One person to have gotten bitten by this “more data and transparency is better” philosophy was Gavin Newsom, current Lieutenant Governor of California, and former mayor of San Francisco. During his time as mayor, he was a big proponent of total government transparency. But he quickly realized that this can create a lot of potential for your words to be “misinterpreted or [to] undermine your cause”. As this happened more and more, he found himself self-censoring to prevent the headache of a (possibly misused or out of context) quote being used against him. He goes on to say that “if you can write in emails only the things that you’d be happy to see on the front page of the local newspaper, you have to leave a lot out.”
This effect goes beyond government officials, though. It can also affect citizens. In 2013, executive editor of the MIT Technology Review, Brian Bergstein wrote a piece about this effect where citizens who donated over $100 to Prop 8 had their personal information, including names, zip codes, and some of their employers, published online. Some of the individuals then reported being harassed or having their businesses boycotted. In response to this, Evgeny Morozov, senior editor at The New Republic, says that “we are too often making this trade-off –– opting to publish more information to increase transparency even if it undermines principles such as privacy or civic involvement.”
“If you want to keep a secret, you must also hide it from yourself.”
― George Orwell, 1984
The dangers of too much data can go beyond the institutional level, and affect people at a much more personal level as well.
There are so very many criticisms of the quantified self, which is the act of tracking facets of your life such as steps, sleep, weight, and so on. The arguments against this trend is that people who are predisposed to this kind of tracking are more susceptible to anxiety around health and other more extreme problems like body dysmorphia or eating disorders.
Granted, I’ve only found arguments along these lines that are speculative, and my personal experiences with the quantified self are not so disasterous. I enjoy keeping track of various aspects of my day to day life. However, I also have to keep myself aware of when it does more harm than good. One way that it does me harm is when my sleep tracker malfunctions and I lose some number of nights’ sleep data. I find myself getting extremely frustrated, as if this sleep was somehow “lost”. In retrospect, this frustration is doing me harm. However, due to tracking my sleep, I do find myself sleeping more and on a more consistent schedule, so there are beneficial changes to my behavior along with the harmful ones.

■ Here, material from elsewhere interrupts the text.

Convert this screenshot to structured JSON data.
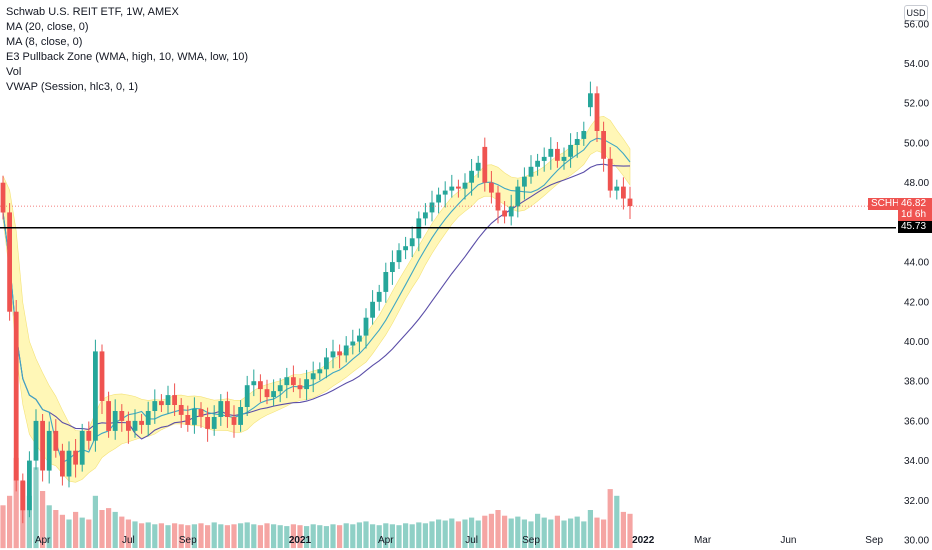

knowing you're being watched causes you to change your behavior
But this last point is the common thread of all of these examples: knowing you’re being watched causes you to change your behavior. This “Heisenberg uncertainty principle” for data science is reason enough to think twice before adopting a more-data-is-unquestionably-better mentality. Therefore, data collection, just like every other step of the entire data analysis process, should be a mindful and measured process. Opening up data to the public is not always the panacea that it’s touted to be, and privacy (even from yourself) can be valuable and freeing and, as such, should be part of the equation.